Rules for Missouri Fourth-Class Cities
Parenthetical numbers in the text refer to sections of the current Revised Statutes of Missouri, abbreviated as RSMo.
Custodian of funds
The city treasurer, selected by the board or elected if an ordinance so provides, becomes custodian of all city funds. The primary task is careful accounting of revenues and expenditures, and careful allocating of each to the proper fund. The number of different funds necessary depends on the complexity of the city's operations, but a minimum of two funds are essential: a street fund and a general fund. Many smaller cities will need only these two funds.
The street fund segregates state gasoline tax and vehicle revenue sharing proceeds, which are restricted as to their use. County Aid Road Trust (CART) money is allocated in monthly checks based solely on the official census population. These funds may only be used to "construct, reconstruct, maintain, repair, police, light, sign and clean" city streets. Only expenses that can be connected to one of these eight purposes are allowed (Const., Article IV, Section 30(a)).
Most other expenses of the city and those that do not fit into other funds fall under general revenue. All expenses that are not street-related can be drawn from this fund.
Should the city incur long-term indebtedness, a separate fund is required to segregate revenues to pay bonds and interest. These funds are collected and earmarked for payments as they become due; they cannot be used for other purposes. The levy amount is calculated anew each year, according to the city's assessed valuation. In addition to the payment(s) due during the budget year, an additional one year of future payments may be reserved. This is the upper limit on these funds.
While the board may wish to establish other funds for specific purposes or to fund a particular operation, such as a park or library fund, exercise care to avoid creating too many funds. Fewer funds make the treasurer's job easier and results in an easy-to-understand semi-annual financial report for citizens.
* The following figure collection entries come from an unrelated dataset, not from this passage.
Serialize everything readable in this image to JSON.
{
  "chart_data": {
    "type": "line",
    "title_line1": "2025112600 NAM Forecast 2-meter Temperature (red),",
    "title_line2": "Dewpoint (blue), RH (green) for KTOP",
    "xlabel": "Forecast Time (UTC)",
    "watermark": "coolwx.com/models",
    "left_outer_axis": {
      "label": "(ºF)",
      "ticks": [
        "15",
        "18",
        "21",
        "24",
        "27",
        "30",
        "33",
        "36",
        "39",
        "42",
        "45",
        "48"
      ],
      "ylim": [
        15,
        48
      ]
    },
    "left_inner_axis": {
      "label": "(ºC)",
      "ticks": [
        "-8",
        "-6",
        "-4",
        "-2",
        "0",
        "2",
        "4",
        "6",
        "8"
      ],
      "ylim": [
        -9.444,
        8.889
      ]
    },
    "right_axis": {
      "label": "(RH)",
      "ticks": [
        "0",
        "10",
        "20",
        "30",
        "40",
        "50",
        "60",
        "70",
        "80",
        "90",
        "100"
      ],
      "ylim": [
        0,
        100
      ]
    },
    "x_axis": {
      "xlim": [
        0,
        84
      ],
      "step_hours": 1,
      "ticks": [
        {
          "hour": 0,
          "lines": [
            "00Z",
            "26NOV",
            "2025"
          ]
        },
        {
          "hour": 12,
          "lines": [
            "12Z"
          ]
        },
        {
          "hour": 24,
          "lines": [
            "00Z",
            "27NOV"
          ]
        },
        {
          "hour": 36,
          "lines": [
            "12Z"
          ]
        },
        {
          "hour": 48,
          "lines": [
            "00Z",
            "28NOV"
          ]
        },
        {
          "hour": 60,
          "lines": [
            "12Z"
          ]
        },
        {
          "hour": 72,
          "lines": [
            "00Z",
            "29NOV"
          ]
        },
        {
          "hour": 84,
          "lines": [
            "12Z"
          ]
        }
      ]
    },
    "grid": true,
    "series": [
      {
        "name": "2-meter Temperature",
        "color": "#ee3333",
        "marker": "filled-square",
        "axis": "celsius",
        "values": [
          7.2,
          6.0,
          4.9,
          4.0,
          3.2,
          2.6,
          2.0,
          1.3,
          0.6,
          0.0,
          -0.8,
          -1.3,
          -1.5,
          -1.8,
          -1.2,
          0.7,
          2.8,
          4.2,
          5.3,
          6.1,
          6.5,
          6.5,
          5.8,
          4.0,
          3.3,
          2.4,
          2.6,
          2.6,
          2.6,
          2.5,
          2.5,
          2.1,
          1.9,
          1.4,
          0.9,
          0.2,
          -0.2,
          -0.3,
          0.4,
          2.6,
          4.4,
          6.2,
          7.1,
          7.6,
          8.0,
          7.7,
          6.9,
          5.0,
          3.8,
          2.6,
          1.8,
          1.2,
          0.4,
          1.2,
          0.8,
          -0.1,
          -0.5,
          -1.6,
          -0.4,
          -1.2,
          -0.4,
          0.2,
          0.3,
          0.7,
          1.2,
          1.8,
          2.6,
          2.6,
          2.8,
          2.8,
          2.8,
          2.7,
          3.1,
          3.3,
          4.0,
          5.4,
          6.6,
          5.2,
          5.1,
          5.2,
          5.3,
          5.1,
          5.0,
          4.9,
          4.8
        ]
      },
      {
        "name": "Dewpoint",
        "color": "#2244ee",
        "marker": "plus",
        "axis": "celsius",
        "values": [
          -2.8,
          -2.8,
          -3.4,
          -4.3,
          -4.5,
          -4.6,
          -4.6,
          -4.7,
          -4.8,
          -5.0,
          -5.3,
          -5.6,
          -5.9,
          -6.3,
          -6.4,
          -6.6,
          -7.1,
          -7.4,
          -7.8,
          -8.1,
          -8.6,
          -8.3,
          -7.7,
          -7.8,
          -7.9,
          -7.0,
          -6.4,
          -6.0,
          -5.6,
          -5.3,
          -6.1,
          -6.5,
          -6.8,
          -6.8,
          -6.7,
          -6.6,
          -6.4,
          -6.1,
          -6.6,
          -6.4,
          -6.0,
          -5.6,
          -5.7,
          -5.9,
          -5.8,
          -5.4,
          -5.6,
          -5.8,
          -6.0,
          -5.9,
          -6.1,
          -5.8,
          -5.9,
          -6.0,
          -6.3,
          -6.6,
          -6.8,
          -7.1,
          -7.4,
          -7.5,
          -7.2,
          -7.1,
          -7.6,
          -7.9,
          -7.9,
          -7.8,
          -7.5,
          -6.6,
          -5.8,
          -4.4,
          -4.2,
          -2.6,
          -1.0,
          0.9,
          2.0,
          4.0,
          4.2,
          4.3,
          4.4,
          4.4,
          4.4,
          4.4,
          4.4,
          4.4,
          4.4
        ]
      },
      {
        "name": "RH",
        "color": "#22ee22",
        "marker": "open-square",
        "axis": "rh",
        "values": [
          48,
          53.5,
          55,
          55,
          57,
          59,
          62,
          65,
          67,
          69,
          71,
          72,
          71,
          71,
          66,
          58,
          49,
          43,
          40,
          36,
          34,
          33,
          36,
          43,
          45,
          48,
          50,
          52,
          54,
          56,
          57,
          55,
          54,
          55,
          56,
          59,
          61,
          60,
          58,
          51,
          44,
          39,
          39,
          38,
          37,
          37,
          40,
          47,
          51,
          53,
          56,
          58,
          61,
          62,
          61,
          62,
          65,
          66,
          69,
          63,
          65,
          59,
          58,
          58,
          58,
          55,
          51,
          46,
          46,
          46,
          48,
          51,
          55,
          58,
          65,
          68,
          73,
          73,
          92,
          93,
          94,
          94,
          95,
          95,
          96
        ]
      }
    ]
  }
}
The city treasurer has the power to prepare finance reports and sign checks (this is sometimes handled by a finance director). As a general practice, two signatures are required on checks to protect against theft. The mayor often serves as the second signatory.
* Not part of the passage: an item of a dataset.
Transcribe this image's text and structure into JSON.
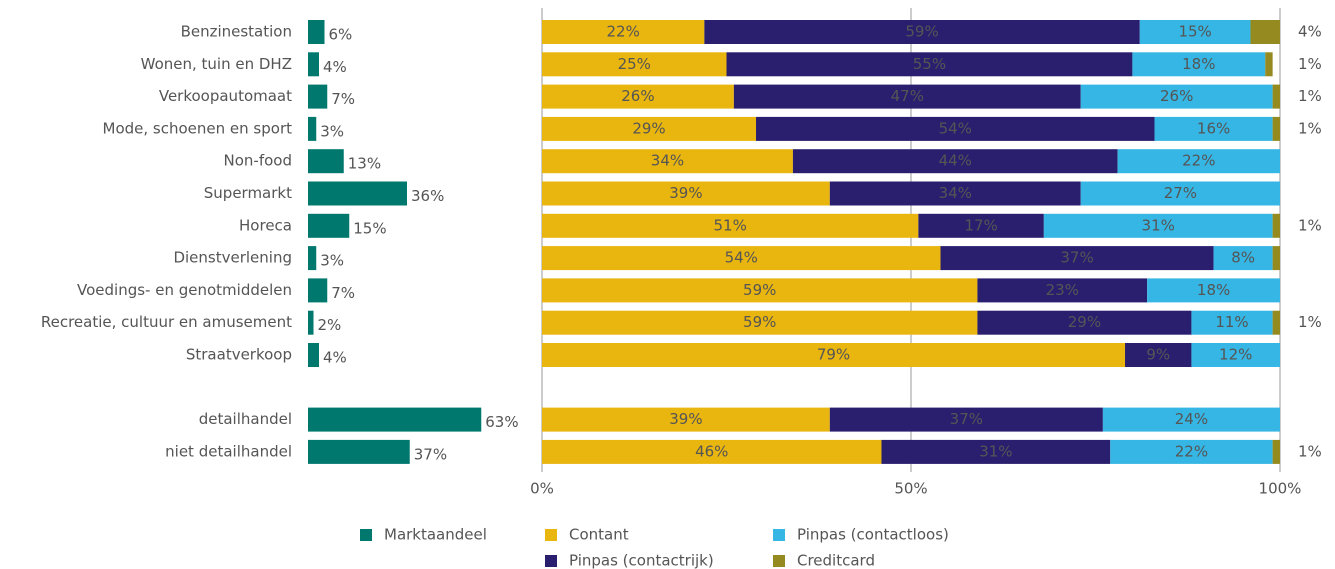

Two different locations in the Missouri statutes require that the city file a financial statement. Chapter 79.160 requires that the board of aldermen "…spread upon their records a full and detail account…" of the city's financial activity over the last six months. The board of aldermen decides on a six-month cycle. For example, it may be in January and July or March and September so long as It's every six months. The statement must be published in a city newspaper. Chapter 79.165 provides that if the financial statement is not published as required, the treasurer shall not pay out any money until the statement is published. The treasurer who does so is guilty of a Class A misdemeanor.
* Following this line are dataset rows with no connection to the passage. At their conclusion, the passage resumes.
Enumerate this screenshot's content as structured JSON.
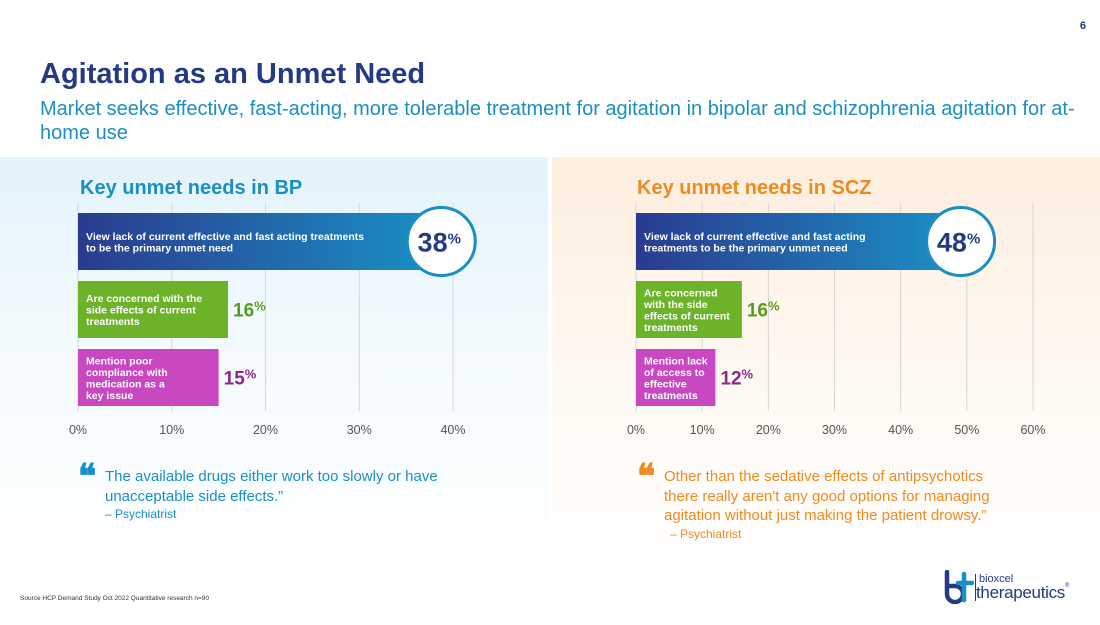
{
  "page_number": "6",
  "title": "Agitation as an Unmet Need",
  "subtitle": "Market seeks effective, fast-acting, more tolerable treatment for agitation in bipolar and schizophrenia agitation for at-home use",
  "source": "Source HCP Demand Study Oct 2022 Quantitative research n=90",
  "logo": {
    "small": "bioxcel",
    "big": "therapeutics",
    "reg": "®"
  },
  "colors": {
    "bp_accent": "#1a8fc4",
    "scz_accent": "#ee8a1f",
    "navy": "#243a82",
    "green": "#6db32a",
    "green_text": "#5a9a1f",
    "purple": "#c948c2",
    "purple_text": "#8b2a8a"
  },
  "panels": {
    "bp": {
      "title": "Key unmet needs in BP",
      "quote_mark": "❝",
      "quote": "The available drugs either work too slowly or have unacceptable side effects.”",
      "attribution": "– Psychiatrist"
    },
    "scz": {
      "title": "Key unmet needs in SCZ",
      "quote_mark": "❝",
      "quote": "Other than the sedative effects of antipsychotics there really aren't any good options for managing agitation without just making the patient drowsy.”",
      "attribution": "– Psychiatrist"
    }
  },
  "chart_data": [
    {
      "type": "bar",
      "orientation": "horizontal",
      "title": "Key unmet needs in BP",
      "categories": [
        "View lack of current effective and fast acting treatments to be the primary unmet need",
        "Are concerned with the side effects of current treatments",
        "Mention poor compliance with medication as a key issue"
      ],
      "bar_label_lines": [
        [
          "View lack of current effective and fast acting treatments",
          "to be the primary unmet need"
        ],
        [
          "Are concerned with the",
          "side effects of current",
          "treatments"
        ],
        [
          "Mention poor",
          "compliance with",
          "medication as a",
          "key issue"
        ]
      ],
      "values": [
        38,
        16,
        15
      ],
      "value_labels": [
        "38",
        "16",
        "15"
      ],
      "value_suffix": "%",
      "bar_colors": [
        "navy",
        "green",
        "purple"
      ],
      "xlim": [
        0,
        40
      ],
      "xticks": [
        0,
        10,
        20,
        30,
        40
      ],
      "xtick_labels": [
        "0%",
        "10%",
        "20%",
        "30%",
        "40%"
      ],
      "grid": true
    },
    {
      "type": "bar",
      "orientation": "horizontal",
      "title": "Key unmet needs in SCZ",
      "categories": [
        "View lack of current effective and fast acting treatments to be the primary unmet need",
        "Are concerned with the side effects of current treatments",
        "Mention lack of access to effective treatments"
      ],
      "bar_label_lines": [
        [
          "View lack of current effective and fast acting",
          "treatments to be the primary unmet need"
        ],
        [
          "Are concerned",
          "with the side",
          "effects of current",
          "treatments"
        ],
        [
          "Mention lack",
          "of access to",
          "effective",
          "treatments"
        ]
      ],
      "values": [
        48,
        16,
        12
      ],
      "value_labels": [
        "48",
        "16",
        "12"
      ],
      "value_suffix": "%",
      "bar_colors": [
        "navy",
        "green",
        "purple"
      ],
      "xlim": [
        0,
        60
      ],
      "xticks": [
        0,
        10,
        20,
        30,
        40,
        50,
        60
      ],
      "xtick_labels": [
        "0%",
        "10%",
        "20%",
        "30%",
        "40%",
        "50%",
        "60%"
      ],
      "grid": true
    }
  ]
}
Chapter 105.145 has a different set of requirements. These requirements are for all tax-levying subdivisions except counties and school districts. County and school districts have their own requirements. The requirements specify an annual financial report in "such summary form as the state auditor shall prescribe." A copy of this statement must be filed with the Office of State Auditor within four months of the end of the fiscal year. Penalty for failure to file is suspension of compensation and expense reimbursement for the board of aldermen until the statement is filed. Political subdivisions that do not file are listed under the local government section of the state auditor's website at www.auditor.mo.gov/.
The Office of State Auditor provides on the website an electronic form (Microsoft Excel) for completing this financial statement. A paper copy of the form is at the end of this guide.